Alan Roura, lui aussi, est en recherche active de sponsor alors que La Fabrique a décidé d’arrêter l’aventure. « C’est une situation assez complexe et l’emploi du temps est assez chargé entre la prospection et la gestion de l’entreprise », raconte-t-il. Le Suisse, qui multiplie les allers-retours dans son pays, reconnaît qu’il « n’est pas évident de partir en vacances et de couper sans avoir plus de certitudes sur l’avenir ». Il n’empêche, Alan Roura est parti quelques jours en famille à Annecy. Il a aussi prévu de se rendre en Grèce en septembre avec un couple d’amis. « Ça va me faire du bien de quitter un peu la France et c’est important, surtout, de prendre du temps libre ».
© /Ari HUUSELA : STARKPour Ari Huusela, dernier à avoir franchi la ligne d’arrivée en mars dernier, l’été se conjugue d’abord avec le travail. Le Finlandais a repris son quotidien de pilote de ligne pour la compagnie nationale Finnair. « Après un an de pause, il a bénéficié d’une formation de plusieurs semaines en juin avant d’effectuer son premier vol », explique Nina, sa partenaire, attachée de presse pendant l’aventure Vendée Globe. Ari a notamment eu l’honneur de piloter l’A350 emprunté par la délégation d’athlètes finlandais qui se rendaient aux Jeux Olympiques. En plus de ces vols, Ari s’offre quelques moments de détente. Il a ainsi navigué pour la première fois depuis la fin du Vendée Globe en cette fin de semaine. Nina explique également qu’il a pu « profiter de la nature sauvage et de la quiétude de la Laponie » lors de sorties à vélo et de randonnés.

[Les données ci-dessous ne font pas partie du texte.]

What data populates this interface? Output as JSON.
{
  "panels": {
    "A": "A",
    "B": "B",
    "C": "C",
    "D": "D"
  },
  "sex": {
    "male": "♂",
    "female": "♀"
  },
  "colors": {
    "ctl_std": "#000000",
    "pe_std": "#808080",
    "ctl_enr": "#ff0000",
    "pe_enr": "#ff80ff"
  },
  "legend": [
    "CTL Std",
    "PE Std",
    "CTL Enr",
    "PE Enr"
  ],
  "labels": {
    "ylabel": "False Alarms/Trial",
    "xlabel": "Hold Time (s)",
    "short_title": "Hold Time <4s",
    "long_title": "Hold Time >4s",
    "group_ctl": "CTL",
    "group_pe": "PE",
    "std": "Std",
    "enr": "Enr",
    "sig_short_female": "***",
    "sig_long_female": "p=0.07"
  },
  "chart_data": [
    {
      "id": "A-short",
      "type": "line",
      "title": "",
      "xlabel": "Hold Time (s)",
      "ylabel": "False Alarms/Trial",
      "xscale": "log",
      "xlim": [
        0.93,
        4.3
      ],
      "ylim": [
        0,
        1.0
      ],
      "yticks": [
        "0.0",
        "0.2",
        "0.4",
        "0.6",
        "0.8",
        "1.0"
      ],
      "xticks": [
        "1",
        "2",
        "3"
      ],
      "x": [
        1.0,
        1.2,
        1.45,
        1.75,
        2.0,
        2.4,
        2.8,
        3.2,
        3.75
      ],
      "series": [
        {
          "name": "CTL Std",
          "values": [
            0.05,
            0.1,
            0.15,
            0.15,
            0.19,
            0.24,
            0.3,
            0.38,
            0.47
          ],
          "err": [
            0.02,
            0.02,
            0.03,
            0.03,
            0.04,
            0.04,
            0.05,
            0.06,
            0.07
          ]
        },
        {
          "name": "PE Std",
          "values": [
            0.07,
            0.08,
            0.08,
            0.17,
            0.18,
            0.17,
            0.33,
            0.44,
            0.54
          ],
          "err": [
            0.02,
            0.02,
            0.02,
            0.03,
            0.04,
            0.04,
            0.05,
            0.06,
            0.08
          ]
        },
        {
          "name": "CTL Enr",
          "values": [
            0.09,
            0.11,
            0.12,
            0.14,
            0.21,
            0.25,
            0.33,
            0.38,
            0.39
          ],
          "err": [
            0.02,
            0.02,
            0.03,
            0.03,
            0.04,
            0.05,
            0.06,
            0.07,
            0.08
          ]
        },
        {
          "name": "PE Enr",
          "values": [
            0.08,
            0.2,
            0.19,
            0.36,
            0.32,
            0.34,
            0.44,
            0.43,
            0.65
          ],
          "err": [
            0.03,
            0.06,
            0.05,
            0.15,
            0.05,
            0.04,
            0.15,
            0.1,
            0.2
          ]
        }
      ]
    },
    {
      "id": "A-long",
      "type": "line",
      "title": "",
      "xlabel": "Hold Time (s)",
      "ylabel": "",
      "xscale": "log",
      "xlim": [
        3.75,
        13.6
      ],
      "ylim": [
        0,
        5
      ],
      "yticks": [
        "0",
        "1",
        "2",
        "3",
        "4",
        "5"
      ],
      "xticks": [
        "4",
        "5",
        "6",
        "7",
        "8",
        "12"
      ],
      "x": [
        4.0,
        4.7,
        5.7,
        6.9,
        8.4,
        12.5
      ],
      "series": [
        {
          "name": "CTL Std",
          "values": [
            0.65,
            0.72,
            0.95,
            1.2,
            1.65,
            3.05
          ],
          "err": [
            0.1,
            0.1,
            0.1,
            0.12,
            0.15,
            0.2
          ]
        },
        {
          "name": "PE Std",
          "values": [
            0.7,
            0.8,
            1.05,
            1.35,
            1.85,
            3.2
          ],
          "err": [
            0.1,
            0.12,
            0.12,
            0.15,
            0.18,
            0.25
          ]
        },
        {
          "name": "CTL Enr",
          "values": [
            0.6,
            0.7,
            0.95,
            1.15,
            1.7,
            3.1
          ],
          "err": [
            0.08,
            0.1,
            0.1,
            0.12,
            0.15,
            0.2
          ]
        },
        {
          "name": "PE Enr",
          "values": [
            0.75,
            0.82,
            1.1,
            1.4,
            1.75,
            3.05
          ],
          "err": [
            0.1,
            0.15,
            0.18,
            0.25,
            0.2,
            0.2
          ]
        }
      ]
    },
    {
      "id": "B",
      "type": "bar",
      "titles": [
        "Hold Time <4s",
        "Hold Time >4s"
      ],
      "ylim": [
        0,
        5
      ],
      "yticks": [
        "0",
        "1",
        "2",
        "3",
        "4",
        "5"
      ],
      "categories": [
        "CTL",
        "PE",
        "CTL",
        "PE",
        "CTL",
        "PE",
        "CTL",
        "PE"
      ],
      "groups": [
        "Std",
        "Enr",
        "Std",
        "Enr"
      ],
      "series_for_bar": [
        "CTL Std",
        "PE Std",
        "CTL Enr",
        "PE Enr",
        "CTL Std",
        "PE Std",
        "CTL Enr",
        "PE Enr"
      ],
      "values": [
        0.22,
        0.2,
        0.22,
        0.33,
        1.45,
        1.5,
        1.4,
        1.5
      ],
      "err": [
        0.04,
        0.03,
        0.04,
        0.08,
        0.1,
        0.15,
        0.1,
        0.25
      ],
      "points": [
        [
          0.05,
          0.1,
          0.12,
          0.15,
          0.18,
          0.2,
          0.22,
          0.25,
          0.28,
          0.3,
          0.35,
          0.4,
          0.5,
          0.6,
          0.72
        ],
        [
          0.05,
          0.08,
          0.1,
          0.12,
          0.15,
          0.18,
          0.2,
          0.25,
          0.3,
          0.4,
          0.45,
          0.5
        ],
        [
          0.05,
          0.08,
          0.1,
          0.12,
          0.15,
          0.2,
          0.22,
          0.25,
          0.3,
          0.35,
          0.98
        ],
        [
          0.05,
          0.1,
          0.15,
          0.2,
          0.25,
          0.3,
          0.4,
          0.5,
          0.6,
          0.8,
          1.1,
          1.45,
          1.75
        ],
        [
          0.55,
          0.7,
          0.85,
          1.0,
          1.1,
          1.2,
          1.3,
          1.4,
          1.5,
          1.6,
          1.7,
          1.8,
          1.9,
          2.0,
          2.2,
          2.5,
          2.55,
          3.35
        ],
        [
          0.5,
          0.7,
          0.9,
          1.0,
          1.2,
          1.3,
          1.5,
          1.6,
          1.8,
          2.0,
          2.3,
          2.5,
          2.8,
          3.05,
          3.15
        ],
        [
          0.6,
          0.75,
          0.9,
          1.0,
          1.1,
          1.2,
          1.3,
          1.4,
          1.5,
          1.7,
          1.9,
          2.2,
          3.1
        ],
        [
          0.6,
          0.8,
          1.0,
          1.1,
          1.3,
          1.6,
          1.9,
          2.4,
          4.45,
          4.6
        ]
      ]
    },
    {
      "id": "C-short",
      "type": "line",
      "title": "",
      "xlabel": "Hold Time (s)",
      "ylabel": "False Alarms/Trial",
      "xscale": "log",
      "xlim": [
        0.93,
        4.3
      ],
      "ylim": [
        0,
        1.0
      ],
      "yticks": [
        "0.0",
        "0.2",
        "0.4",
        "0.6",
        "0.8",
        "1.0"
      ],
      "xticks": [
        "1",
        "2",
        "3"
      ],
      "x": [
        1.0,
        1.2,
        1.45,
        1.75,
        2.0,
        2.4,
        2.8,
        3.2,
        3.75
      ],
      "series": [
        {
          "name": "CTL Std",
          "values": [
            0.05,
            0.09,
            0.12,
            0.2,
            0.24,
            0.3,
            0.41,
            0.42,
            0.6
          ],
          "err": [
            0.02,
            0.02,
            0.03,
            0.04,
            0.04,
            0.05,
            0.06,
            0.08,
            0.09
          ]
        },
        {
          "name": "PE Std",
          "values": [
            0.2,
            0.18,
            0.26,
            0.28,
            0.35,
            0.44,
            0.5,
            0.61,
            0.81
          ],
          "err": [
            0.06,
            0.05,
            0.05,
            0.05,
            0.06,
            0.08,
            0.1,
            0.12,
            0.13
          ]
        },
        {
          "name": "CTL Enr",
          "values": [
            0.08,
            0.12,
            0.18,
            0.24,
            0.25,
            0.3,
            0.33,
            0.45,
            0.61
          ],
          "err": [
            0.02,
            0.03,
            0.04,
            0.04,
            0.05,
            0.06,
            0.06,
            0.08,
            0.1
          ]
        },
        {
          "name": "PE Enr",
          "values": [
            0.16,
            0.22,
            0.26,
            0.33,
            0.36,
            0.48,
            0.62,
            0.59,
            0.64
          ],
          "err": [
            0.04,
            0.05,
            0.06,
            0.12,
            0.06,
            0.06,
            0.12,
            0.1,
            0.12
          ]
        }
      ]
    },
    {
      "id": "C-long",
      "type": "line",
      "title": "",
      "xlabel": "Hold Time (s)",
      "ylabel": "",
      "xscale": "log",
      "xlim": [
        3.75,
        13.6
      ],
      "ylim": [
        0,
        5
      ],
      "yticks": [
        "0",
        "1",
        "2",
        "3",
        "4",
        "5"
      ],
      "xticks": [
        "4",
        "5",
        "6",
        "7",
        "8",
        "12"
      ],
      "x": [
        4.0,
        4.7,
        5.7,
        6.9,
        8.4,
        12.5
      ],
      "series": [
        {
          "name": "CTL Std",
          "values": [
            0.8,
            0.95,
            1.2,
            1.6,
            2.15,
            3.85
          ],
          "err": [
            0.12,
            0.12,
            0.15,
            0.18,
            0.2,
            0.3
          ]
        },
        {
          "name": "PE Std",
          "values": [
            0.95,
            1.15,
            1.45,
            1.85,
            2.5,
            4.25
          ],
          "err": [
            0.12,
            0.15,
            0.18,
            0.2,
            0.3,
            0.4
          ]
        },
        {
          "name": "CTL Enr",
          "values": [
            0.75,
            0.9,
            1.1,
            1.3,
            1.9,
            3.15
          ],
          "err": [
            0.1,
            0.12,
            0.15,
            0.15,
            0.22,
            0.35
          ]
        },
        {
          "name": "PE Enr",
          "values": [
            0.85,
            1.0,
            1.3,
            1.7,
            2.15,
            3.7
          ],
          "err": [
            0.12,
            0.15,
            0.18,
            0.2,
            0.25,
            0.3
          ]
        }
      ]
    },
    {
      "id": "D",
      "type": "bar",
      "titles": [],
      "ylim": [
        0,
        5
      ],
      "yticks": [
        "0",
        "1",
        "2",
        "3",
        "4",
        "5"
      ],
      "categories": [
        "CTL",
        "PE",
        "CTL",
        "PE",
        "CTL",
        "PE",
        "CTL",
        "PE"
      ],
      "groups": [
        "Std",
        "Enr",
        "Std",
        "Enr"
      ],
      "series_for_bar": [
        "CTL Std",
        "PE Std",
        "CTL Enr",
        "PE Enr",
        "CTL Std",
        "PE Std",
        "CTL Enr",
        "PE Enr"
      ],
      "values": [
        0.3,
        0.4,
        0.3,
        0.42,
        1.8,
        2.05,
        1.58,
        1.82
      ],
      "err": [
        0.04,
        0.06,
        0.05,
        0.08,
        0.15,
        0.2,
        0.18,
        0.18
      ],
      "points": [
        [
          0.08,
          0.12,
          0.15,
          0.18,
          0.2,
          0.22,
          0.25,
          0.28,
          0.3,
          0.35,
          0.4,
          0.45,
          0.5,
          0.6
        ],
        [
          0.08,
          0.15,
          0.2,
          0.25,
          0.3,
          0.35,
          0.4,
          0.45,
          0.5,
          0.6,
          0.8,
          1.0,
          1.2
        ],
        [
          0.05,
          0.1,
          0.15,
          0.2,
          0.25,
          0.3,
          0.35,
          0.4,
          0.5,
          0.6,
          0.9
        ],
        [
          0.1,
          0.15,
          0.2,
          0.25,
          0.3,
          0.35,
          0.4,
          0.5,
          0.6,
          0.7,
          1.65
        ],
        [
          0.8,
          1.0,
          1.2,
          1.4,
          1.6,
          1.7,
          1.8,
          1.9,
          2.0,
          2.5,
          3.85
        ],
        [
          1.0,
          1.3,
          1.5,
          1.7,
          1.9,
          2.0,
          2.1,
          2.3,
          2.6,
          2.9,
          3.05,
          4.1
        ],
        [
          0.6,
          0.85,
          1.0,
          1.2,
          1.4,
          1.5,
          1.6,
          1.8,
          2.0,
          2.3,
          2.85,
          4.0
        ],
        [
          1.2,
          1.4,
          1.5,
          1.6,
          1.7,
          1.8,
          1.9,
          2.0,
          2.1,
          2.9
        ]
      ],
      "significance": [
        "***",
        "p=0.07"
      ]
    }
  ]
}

« Une vraie coupure de quatre semaines » (Stéphane Le Diraison)
Fabrice Amedeo a lui aussi l’intention de faire une pause. Ce sera la première quinzaine d’août et ce sera sur l’eau. « Mon oncle paternel me prête son bateau. Nous partirons en famille depuis Collioure. On ira soit en Corse ou aux Baléares : on improvisera au dernier moment ». Quand Fabrice rentrera de vacances, Sam Davies a elle prévu de faire relâche « la deuxième partie du mois d’août ». La navigatrice d’Initiatives Cœur qui « n’a jamais pris plus de cinq jours ‘off’ depuis la fin du Vendée Globe » souhaite « faire une pause en famille ». « On ne va pas aller loin, on va rester dans notre super Bretagne et passer du temps sur l’eau et sur les plages », s’amuse-t-elle.
La famille, les enfants et le clapotis de l’eau. Ce sera aussi au programme de Stéphane Le Diraison qui met le cap sur la Méditerranée. « Je m’étais promis de m’offrir une vraie coupure, quatre semaines pleines sans mon téléphone, à ne plus regarder ma boîte mail, et partir en croisière avec les enfants. On va prendre le temps d’apprécier la côte, on va dormir plus que par session de 20 minutes et ça va nous permettre de repartir pour l’automne en pleine forme ! »
Destremau, Nouméa et Sydney-Hobart
À plus de 17 000 km de là, Sébastien Destremau est en Nouvelle-Calédonie. Confiné à l’hôtel en quatorzaine début juillet, son programme se veut studieux. « Je vais faire des conférences et préparer une pièce de théâtre qu’on va jouer le 10 septembre à Nouméa. De plus, je vais sur l’île Lifou pour faire des stages avec de jeunes régatiers ». En parallèle, il prépare son IMOCA, Merci, afin de disputer la Sydney-Hobart en décembre prochain. En 1998, il avait déjà participé à cette course de légende. « C’est la grande classique de l’hémisphère sud » confie-t-il. Ensuite, le bateau rentrera en France et Sébastien, comme nombre de skippers, aspire à participer à la Route du Rhum, à l’automne 2022.